Poster Presentation 8th Australasian Vaccines & Immunotherapeutics Development Meeting 2020

Structure-activity analysis of a self-adjuvanting cyclic lipopeptide delivery system for group a streptococcus peptide antigens (#307)

Harrison Y.R. Madge 1 , Waleed M. Hussein 1 , Istvan Toth 1 2 3 , Zeinab G. Khalil 2 , Robert J. Capon 2 , Rachel J. Stephenson 1
  1. The University of Queensland, School of Chemistry and Molecular Biosciences, Brisbane, Queensland, Australia
  2. The University of Queensland, Institute for Molecular Biosciences, Brisbane, Queensland, Australia
  3. The University of Queensland, School of Pharmacy, Brisbane, Queensland, Australia

Group A Streptococcus (GAS) infection causes a wide range of diseases, from minor throat infections to serious life-threatening invasive infections such as necrotising fasciitis. GAS is also the principle etiologic agent of rheumatic fever and rheumatic heart disease, which are responsible for the largest proportion of the over 320,000 GAS related deaths worldwide per year.1 The ever-present global burden of GAS and the large number of cases, which manifest to rheumatic heart disease, highlight the need for a safe and effective vaccine.

Here, we have investigated a cyclic decapeptide carrier incorporating a conserved B cell peptide epitope derived from the conserved region of the GAS M protein, a universal T-helper epitope and a synthetic toll-like receptor 2 targeting lipid moiety (lipoamino acid) as a possible self-adjuvanting GAS vaccine. Vaccine candidates were synthesised using a variety of standard techniques, including solid phase peptide synthesis, head-to-tail cyclisation and Huisgen 1,3-dipolar cycloaddition chemistry. Compounds were purified by preparative reverse phase high performance liquid chromatography (RP-HPLC) and characterised by analytical RP-HPLC and electrospray ionisation mass spectrometry.

A structure-activity relationship analysis of the cyclic lipopeptide vaccine candidate showed successful induction of GAS-specific IgG titres when administered subcutaneously without an additional adjuvant, with all lipidated vaccine candidates inducing antibody titres significantly higher than the negative control. Interestingly, a physical mixture of the vaccine components (instead of a conjugated vaccine) showed the highest antibody titres of all vaccine groups. Further, vaccine-generated antibodies were shown to effectively opsonise multiple strains of clinically relevant GAS bacteria.2 This proof-of concept study showed the capability for a self-adjuvanting cyclic delivery system to act as a vehicle for the delivery of GAS peptide antigens to treat GAS infection. Results from this study provide a vaccine delivery system capable of inducing high titres of opsonic antibodies capable of opsonising several clinically significant strains of GAS bacteria.

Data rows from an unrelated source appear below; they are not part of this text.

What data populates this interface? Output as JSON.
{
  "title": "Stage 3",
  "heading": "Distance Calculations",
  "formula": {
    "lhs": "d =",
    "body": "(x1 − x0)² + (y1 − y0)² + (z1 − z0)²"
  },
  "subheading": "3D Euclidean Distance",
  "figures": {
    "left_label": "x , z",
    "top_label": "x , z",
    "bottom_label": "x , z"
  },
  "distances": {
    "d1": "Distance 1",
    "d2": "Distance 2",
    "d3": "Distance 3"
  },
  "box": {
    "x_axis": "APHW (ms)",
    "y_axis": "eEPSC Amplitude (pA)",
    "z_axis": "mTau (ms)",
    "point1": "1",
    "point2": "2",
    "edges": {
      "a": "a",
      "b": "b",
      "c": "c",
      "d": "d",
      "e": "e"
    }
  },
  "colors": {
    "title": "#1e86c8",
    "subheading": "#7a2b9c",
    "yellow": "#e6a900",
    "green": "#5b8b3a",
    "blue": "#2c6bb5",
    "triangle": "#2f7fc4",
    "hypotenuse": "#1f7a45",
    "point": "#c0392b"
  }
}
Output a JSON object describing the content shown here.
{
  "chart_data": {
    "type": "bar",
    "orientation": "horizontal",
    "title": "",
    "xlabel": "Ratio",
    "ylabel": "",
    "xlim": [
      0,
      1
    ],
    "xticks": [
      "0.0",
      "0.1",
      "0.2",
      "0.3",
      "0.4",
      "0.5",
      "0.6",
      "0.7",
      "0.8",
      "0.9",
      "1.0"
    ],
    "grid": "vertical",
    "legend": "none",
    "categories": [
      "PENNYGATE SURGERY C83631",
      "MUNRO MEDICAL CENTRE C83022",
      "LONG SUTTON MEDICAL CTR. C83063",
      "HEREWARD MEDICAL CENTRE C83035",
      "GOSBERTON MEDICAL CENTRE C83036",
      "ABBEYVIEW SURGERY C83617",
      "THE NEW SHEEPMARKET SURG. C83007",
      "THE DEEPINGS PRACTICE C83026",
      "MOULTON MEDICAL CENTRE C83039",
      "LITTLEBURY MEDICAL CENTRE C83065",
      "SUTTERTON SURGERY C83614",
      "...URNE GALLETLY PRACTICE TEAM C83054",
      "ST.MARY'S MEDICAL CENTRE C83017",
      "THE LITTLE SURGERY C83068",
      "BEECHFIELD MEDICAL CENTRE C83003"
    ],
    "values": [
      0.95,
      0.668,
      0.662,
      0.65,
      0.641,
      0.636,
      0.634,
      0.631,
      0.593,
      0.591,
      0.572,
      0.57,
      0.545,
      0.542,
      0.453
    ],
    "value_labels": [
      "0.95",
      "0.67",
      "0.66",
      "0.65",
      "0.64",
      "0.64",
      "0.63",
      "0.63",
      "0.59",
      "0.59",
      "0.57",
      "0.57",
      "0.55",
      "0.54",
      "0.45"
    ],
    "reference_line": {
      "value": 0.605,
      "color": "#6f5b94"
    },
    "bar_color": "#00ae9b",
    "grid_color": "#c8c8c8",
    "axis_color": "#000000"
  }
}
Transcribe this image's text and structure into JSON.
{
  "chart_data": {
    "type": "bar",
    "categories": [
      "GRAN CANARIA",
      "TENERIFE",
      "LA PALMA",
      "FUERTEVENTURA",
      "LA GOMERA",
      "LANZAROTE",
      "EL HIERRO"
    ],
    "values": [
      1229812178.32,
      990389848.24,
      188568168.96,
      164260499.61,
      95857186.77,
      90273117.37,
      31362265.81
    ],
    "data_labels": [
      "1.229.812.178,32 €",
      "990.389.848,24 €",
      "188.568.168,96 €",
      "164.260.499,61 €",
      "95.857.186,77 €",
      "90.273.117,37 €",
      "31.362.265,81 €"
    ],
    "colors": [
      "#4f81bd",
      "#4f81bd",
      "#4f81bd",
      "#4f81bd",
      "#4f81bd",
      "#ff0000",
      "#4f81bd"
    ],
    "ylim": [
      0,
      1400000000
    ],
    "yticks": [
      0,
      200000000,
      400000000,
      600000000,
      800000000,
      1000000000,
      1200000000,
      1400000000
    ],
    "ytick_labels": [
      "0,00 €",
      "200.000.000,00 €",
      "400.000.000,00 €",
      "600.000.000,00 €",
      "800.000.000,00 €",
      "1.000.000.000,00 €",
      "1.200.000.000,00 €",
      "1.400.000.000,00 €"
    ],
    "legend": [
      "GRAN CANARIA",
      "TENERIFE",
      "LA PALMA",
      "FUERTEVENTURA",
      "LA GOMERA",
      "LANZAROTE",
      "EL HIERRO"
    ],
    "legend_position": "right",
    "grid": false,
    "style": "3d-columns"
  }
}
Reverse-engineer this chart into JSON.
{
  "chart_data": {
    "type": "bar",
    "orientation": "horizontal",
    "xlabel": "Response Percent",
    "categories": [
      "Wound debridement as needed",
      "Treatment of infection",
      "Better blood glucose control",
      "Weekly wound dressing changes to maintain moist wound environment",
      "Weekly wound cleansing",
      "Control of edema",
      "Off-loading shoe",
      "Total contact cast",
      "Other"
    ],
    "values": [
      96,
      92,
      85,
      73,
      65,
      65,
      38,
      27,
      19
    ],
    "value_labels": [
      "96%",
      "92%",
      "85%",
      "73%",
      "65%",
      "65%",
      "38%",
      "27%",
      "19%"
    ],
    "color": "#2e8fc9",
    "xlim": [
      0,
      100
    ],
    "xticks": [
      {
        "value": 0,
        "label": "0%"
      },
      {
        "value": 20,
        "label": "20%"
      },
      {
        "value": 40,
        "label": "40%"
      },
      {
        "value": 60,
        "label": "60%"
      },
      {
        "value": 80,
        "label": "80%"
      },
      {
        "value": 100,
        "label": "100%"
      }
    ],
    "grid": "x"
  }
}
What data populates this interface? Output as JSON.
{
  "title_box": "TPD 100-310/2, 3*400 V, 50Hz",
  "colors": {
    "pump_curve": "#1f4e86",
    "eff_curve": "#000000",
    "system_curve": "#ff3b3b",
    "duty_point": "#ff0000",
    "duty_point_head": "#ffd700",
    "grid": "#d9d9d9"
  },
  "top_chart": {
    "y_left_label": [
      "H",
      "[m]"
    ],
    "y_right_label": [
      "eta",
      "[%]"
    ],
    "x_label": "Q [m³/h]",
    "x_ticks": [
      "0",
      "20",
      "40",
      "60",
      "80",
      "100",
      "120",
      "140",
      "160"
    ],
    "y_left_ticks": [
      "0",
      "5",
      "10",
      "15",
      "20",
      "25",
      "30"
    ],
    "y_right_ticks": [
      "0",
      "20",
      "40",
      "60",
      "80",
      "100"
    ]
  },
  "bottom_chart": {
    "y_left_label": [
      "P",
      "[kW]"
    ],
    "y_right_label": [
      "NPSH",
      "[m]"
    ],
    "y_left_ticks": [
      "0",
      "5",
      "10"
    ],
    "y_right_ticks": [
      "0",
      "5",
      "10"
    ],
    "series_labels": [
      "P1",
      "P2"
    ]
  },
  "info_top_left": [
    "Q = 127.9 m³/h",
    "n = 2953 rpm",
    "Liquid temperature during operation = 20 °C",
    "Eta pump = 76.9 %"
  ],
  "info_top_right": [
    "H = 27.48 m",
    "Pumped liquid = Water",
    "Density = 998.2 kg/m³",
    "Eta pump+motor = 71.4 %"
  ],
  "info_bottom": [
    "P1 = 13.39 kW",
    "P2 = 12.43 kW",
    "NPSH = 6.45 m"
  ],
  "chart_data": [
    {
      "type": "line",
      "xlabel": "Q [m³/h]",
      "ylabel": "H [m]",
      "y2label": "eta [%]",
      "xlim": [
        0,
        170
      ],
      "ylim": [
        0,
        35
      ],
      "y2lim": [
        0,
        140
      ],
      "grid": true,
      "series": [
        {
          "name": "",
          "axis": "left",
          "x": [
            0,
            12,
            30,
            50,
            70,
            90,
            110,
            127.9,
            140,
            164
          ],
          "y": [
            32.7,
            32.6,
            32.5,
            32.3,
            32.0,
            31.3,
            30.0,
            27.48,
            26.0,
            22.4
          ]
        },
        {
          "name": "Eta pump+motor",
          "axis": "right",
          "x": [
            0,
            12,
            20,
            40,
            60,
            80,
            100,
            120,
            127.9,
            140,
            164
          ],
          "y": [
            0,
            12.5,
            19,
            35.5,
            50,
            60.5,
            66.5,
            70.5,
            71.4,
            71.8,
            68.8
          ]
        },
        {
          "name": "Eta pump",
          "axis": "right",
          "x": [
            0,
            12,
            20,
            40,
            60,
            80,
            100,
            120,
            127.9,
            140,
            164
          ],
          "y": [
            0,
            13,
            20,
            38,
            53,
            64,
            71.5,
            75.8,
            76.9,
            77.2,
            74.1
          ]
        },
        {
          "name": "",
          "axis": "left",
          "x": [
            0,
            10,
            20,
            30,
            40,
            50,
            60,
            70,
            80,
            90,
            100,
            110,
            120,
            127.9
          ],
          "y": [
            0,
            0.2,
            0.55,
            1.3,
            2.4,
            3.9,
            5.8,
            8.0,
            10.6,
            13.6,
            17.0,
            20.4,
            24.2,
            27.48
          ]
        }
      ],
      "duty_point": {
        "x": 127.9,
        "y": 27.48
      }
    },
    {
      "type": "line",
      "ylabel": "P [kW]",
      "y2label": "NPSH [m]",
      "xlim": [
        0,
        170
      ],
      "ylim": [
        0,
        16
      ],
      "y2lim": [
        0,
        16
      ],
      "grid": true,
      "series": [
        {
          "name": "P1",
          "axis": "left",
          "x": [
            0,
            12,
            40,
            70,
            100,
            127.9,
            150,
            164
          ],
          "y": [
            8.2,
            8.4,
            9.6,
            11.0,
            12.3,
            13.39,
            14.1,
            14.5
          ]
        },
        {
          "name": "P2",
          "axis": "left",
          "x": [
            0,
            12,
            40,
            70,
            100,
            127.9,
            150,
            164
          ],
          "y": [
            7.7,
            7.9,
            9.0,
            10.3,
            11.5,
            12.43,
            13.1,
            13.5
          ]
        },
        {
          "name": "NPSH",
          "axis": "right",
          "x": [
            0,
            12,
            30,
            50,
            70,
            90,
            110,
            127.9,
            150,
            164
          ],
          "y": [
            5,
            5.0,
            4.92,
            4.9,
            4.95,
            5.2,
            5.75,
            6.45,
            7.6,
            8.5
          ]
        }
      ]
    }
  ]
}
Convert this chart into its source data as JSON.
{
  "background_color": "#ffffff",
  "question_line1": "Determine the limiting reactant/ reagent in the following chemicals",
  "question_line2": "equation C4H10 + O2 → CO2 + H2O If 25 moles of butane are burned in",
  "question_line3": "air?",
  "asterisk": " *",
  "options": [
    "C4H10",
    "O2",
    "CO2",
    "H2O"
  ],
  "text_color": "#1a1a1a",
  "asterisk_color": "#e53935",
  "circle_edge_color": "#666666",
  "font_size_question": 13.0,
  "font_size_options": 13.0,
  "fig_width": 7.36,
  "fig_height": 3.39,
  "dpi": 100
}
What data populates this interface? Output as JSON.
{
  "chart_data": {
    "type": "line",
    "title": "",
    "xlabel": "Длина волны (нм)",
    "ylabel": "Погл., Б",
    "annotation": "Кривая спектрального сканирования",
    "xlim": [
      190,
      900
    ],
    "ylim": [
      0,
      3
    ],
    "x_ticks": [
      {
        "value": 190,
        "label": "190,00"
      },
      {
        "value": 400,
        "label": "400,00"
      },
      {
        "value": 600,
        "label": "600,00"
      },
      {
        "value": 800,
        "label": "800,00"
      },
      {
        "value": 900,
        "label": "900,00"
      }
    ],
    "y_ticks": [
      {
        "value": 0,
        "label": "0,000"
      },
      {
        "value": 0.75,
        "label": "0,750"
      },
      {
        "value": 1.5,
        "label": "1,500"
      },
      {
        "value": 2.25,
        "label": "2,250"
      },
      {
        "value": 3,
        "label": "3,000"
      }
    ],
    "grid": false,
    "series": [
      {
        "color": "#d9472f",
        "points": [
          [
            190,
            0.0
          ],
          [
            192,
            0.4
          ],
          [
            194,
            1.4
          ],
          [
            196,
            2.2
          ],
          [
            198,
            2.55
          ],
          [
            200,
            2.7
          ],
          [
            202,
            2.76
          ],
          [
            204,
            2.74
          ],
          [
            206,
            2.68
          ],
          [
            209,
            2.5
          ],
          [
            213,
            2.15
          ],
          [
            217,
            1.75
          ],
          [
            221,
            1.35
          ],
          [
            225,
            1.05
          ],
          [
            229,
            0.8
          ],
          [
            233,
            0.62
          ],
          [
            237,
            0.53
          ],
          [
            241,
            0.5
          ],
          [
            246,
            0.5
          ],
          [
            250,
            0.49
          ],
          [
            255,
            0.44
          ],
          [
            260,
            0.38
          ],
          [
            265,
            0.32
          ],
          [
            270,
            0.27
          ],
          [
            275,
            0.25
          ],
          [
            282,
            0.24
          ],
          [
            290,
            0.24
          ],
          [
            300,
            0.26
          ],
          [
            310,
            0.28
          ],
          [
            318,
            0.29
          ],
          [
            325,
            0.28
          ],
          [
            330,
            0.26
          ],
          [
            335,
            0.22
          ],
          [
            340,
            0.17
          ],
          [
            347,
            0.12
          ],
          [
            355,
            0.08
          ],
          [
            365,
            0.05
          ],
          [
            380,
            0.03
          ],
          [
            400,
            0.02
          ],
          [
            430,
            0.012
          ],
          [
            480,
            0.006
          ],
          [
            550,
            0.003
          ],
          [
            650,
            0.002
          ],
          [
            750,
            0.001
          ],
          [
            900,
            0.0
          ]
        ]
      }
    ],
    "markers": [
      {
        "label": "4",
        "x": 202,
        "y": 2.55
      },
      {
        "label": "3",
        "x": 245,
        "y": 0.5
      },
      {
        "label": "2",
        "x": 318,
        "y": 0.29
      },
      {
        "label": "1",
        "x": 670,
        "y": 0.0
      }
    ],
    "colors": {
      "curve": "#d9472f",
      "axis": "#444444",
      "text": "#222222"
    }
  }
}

  1. Watkins, D. A., Global, Regional, and National Burden of Rheumatic Heart Disease, New England Journal of Medicine, 377 (8), 713-722 (2017).
  2. Madge, H. Y. R.; Sharma, H.; Hussein, W. M.; Khalil, Z. G.; Capon, R. J.; Toth, I.; Stephenson, R. J., Structure–Activity Analysis of Cyclic Multicomponent Lipopeptide Self-Adjuvanting Vaccine Candidates Presenting Group A Streptococcus Antigens, Journal of Medicinal Chemistry, 63 (10), 5387-5397 (2020).